The study addresses the central question of whether collagen can persist in subtropical Australia beyond expectations informed by temperate-focused models. Results demonstrate that collagen can indeed survive >50 ka in subtropical contexts and that preservation quality varies more with site-specific depositional conditions than with thermal age alone. The strong correlation between deamidation and ZooMS success indicates deamidation is a robust proxy for collagen preservation and the likelihood of taxonomic identification, even though it is not a temporal proxy. Protected cave environments, carbonate-rich settings, and geochemically favorable microenvironments are key to collagen survival. The lack of correlation between thermal age and ZooMS success, and between macroscopic weathering stages and biochemical preservation, challenges reliance on these predictors. FTIR Amide/phosphate ratios differentiate preservation states statistically, yet universal cut-offs risk excluding viable samples, indicating screening thresholds must be context-sensitive. Tripot Cave exemplifies preservation exceeding thermal predictions, highlighting limitations of current models that omit microenvironmental parameters such as hydrology, pH, ionic composition, and mineral stabilization processes. Mechanistic hypotheses (polymer-in-a-box stabilization, persistent collagen-mineral association, secondary carbonate or alternative ion-mediated remineralization) provide plausible explanations. These findings broaden the geographical and environmental scope for palaeoproteomics, implying that subtropical and other previously deemed unfavorable environments can retain collagen suitable for analysis, and they motivate refinement of preservation models to incorporate geochemical and site-specific variables.

This work demonstrates robust collagen preservation in subtropical Australian bones exceeding 50,000 years, overturning assumptions derived from temperate-focused models and expanding the feasible scope of palaeoproteomics into warmer, wetter regions. The study provides a systematic, multi-proxy assessment (thermal age, FTIR, ZooMS, deamidation) across diverse depositional settings, identifying caves and carbonate-rich environments as most favorable. It reveals strong ties between deamidation and ZooMS success and cautions against rigid FTIR cut-offs. Future research should: (1) refine predictive models of collagen survival by incorporating microenvironmental and geochemical parameters; (2) conduct targeted geochemical characterization of exceptional sites like Tripot Cave to test stabilization mechanisms; (3) expand non-destructive screening (e.g., NIR) to triage samples; and (4) systematically survey (sub)tropical and other underexplored contexts. Given temperature-dependent kinetics suggesting collagen degradation may accelerate more than DNA at high temperatures, targeted aDNA searches in these contexts may be fruitful.

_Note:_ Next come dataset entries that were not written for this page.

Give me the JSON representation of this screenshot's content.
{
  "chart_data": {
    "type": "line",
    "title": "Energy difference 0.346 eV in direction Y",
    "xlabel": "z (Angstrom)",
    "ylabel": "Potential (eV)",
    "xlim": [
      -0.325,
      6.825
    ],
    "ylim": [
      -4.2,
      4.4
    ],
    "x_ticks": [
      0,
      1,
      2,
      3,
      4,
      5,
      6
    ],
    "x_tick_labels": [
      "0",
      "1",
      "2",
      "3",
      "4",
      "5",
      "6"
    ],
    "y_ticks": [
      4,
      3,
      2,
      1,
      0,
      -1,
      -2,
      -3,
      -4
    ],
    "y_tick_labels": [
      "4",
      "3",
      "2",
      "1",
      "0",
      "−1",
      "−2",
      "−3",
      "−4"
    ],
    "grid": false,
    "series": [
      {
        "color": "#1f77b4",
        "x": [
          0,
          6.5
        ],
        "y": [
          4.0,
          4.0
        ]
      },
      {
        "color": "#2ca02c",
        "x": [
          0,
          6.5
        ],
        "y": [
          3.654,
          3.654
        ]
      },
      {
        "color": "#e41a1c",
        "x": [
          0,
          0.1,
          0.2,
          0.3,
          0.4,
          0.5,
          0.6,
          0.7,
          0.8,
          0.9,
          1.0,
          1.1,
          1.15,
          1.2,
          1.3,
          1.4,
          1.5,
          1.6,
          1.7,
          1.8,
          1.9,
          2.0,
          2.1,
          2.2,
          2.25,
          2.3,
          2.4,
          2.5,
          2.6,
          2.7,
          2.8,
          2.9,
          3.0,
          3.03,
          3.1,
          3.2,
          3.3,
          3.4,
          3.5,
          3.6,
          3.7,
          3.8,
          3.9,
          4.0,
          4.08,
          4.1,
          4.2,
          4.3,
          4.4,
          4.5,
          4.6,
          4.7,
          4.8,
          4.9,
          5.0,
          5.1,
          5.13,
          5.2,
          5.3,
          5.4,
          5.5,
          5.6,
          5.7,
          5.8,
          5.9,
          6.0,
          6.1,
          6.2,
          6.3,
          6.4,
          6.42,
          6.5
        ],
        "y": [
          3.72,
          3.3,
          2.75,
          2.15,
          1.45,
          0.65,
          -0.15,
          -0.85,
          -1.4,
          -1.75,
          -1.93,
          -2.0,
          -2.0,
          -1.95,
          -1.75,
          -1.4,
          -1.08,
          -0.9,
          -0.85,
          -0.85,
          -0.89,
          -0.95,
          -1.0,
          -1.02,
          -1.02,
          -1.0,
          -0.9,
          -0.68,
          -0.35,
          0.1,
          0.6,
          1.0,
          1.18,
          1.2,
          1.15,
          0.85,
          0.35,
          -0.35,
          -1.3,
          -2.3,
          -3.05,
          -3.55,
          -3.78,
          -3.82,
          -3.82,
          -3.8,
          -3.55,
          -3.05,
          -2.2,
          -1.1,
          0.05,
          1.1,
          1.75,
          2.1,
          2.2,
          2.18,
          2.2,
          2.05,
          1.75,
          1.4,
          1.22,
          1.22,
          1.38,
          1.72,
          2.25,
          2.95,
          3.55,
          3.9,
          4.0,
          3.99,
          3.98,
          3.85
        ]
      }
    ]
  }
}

• Thermal age models used rely on temperature histories and age but do not incorporate key microenvironmental variables (hydrology, pH, ionic composition), limiting predictive power.
• Geochemical data for Tripot Cave are currently lacking, preventing identification of specific ions/minerals responsible for stabilization.
• Sample sizes for certain depositional environments (lacustrine and swamp) were limited, potentially biasing comparisons of preservation by environment.
• Bone weathering stage assessments had small sample sizes for statistical inference, and macroscopic appearance was a weak preservation predictor.
• FTIR screening thresholds are context-dependent; applying generic cut-offs risks excluding viable samples.
• Modern temperature datasets (e.g., 1961–1990) and palaeoclimate reconstructions may not capture full, site-specific thermal histories.